R.J. told the Secret Service agent that he “did not realize he had been the victim of fraud until the caller telephonically contacted him approximately one week later and made the same demands,” the agent wrote in the affidavit.
“R.J. refused the second time, and did not hear from the caller again.”
R.J.’s monetary loss of $1,000, and those of $500 or so by others in similar frauds, are typical for older victims of gift card scams. Other victims ended up losing much more.
One victim quoted in the affidavit, a 70-year-old identified as K.K., was swindled out of $8,000 worth of Walmart gift cards alone in a scam spanning 21 months.
K.K. told investigators that a fraudster called to offer K.K. protection from “hacking” of his various online accounts and then much later claimed to be an FBI agent “trying to ‘bust the bad guys.'”
In addition to the gift cards, K.K. claimed to have been duped out of nearly $130,000 more by the scammer, the affidavit said.
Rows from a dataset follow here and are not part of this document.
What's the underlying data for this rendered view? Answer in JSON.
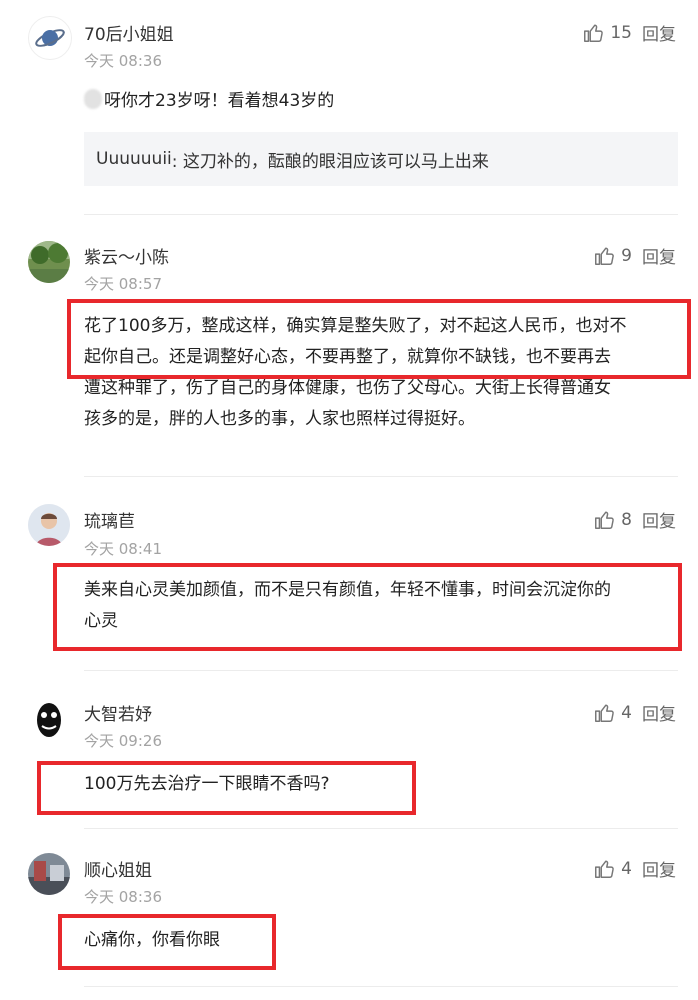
{
  "comments": [
    {
      "username": "70后小姐姐",
      "time": "今天 08:36",
      "likes": "15",
      "reply": "回复",
      "text": "呀你才23岁呀！看着想43岁的",
      "quote_user": "Uuuuuuii",
      "quote_text": " : 这刀补的，酝酿的眼泪应该可以马上出来",
      "avatar_icon": "planet-icon"
    },
    {
      "username": "紫云～小陈",
      "time": "今天 08:57",
      "likes": "9",
      "reply": "回复",
      "lines": [
        "花了100多万，整成这样，确实算是整失败了，对不起这人民币，也对不",
        "起你自己。还是调整好心态，不要再整了，就算你不缺钱，也不要再去",
        "遭这种罪了，伤了自己的身体健康，也伤了父母心。大街上长得普通女",
        "孩多的是，胖的人也多的事，人家也照样过得挺好。"
      ]
    },
    {
      "username": "琉璃苣",
      "time": "今天 08:41",
      "likes": "8",
      "reply": "回复",
      "lines": [
        "美来自心灵美加颜值，而不是只有颜值，年轻不懂事，时间会沉淀你的",
        "心灵"
      ]
    },
    {
      "username": "大智若妤",
      "time": "今天 09:26",
      "likes": "4",
      "reply": "回复",
      "text": "100万先去治疗一下眼睛不香吗?"
    },
    {
      "username": "顺心姐姐",
      "time": "今天 08:36",
      "likes": "4",
      "reply": "回复",
      "text": "心痛你，你看你眼"
    }
  ],
  "colors": {
    "highlight": "#e8282c",
    "quote_bg": "#f4f5f7",
    "time": "#a3a3a3"
  }
}
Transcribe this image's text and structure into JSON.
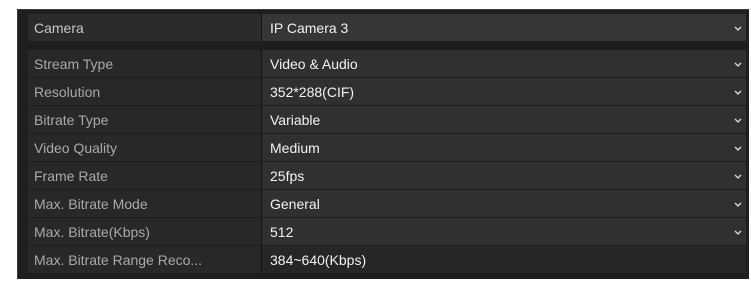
{
  "settings": {
    "rows": [
      {
        "label": "Camera",
        "value": "IP Camera 3"
      },
      {
        "label": "Stream Type",
        "value": "Video & Audio"
      },
      {
        "label": "Resolution",
        "value": "352*288(CIF)"
      },
      {
        "label": "Bitrate Type",
        "value": "Variable"
      },
      {
        "label": "Video Quality",
        "value": "Medium"
      },
      {
        "label": "Frame Rate",
        "value": "25fps"
      },
      {
        "label": "Max. Bitrate Mode",
        "value": "General"
      },
      {
        "label": "Max. Bitrate(Kbps)",
        "value": "512"
      },
      {
        "label": "Max. Bitrate Range Reco...",
        "value": "384~640(Kbps)"
      }
    ]
  },
  "icons": {
    "dropdown": "chevron-down-icon"
  },
  "colors": {
    "panel_bg": "#1e1e1e",
    "label_text": "#a9a9a9",
    "value_text": "#f2f2f2"
  }
}
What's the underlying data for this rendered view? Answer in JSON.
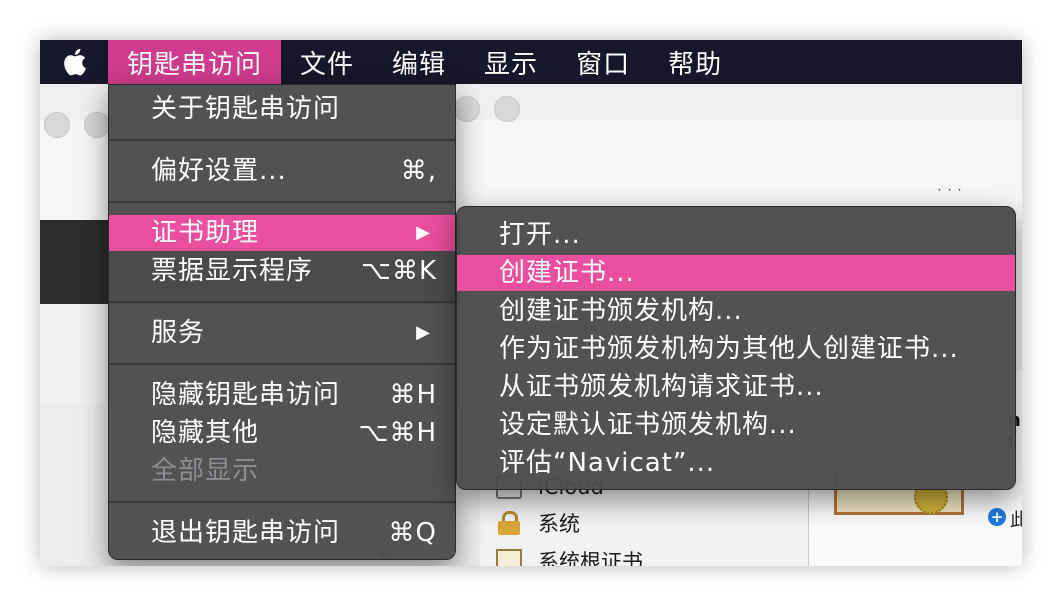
{
  "menubar": {
    "apple_icon": "apple-logo-icon",
    "items": [
      {
        "label": "钥匙串访问",
        "active": true
      },
      {
        "label": "文件"
      },
      {
        "label": "编辑"
      },
      {
        "label": "显示"
      },
      {
        "label": "窗口"
      },
      {
        "label": "帮助"
      }
    ]
  },
  "app_menu": {
    "items": [
      {
        "label": "关于钥匙串访问",
        "shortcut": ""
      },
      {
        "label": "偏好设置...",
        "shortcut": "⌘,"
      },
      {
        "label": "证书助理",
        "submenu_arrow": "▶",
        "highlighted": true
      },
      {
        "label": "票据显示程序",
        "shortcut": "⌥⌘K"
      },
      {
        "label": "服务",
        "submenu_arrow": "▶"
      },
      {
        "label": "隐藏钥匙串访问",
        "shortcut": "⌘H"
      },
      {
        "label": "隐藏其他",
        "shortcut": "⌥⌘H"
      },
      {
        "label": "全部显示",
        "disabled": true
      },
      {
        "label": "退出钥匙串访问",
        "shortcut": "⌘Q"
      }
    ]
  },
  "cert_submenu": {
    "items": [
      {
        "label": "打开..."
      },
      {
        "label": "创建证书...",
        "highlighted": true
      },
      {
        "label": "创建证书颁发机构..."
      },
      {
        "label": "作为证书颁发机构为其他人创建证书..."
      },
      {
        "label": "从证书颁发机构请求证书..."
      },
      {
        "label": "设定默认证书颁发机构..."
      },
      {
        "label": "评估“Navicat”..."
      }
    ]
  },
  "background": {
    "sidebar": [
      {
        "label": "iCloud",
        "icon": "icloud-icon"
      },
      {
        "label": "系统",
        "icon": "lock-icon"
      },
      {
        "label": "系统根证书",
        "icon": "certificate-icon"
      }
    ],
    "right_peek_text": "此",
    "colors": {
      "menubar": "#17172b",
      "active_menu": "#cf3c8d",
      "menu_bg": "#4c4c50",
      "highlight": "#e94e9f",
      "disabled_text": "#8e8e92"
    }
  }
}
Individual scammers can earn significant sums from gift-card-related frauds alone.
The DOJ official who spoke to CNBC on background said that in one case investigated by the department, scammers kept one victim on the phone line for 11 hours “and that person ended up purchasing more than $35,000 in gift cards.”
In that case, the official said, “the bad guys told the victim that his Social Security number had been compromised and there was a warrant out for their arrest.”
In November 2019, investigators with Walmart Global Investigations and the Secret Service identified one man, a Chinese national living in New Hampshire named Songhua Liu, as having completed more than $16,000 in gift card transactions in Arkansas during that month alone, according to the Democrat-Gazette newspaper and other Arkansas media outlets.
An affidavit in Liu’s criminal case said that investigators believed that the Chinese national netted between $500,000 to $1 million per month in fraudulent gift cards, according to reports.
Liu later was sentenced to 27 months in federal prison after pleading guilty to wire fraud, with the expectation that he would be deported at the end of his term, records show.
In January, police in Colleyville, Texas, announced that they had arrested two additional people who allegedly were part of what they called an “Asian Money Laundering Ring,” which has scammed victims, many of them elderly, out of more than $3 million involving gift cards, with the proceeds being sent to China.
Police said Walmart Global Investigations, working with the Texas law enforcement and the Secret Service, identified the fraud, which involved victims being led “through a complex story about how they allegedly owed money for a Norton Antivirus scan.”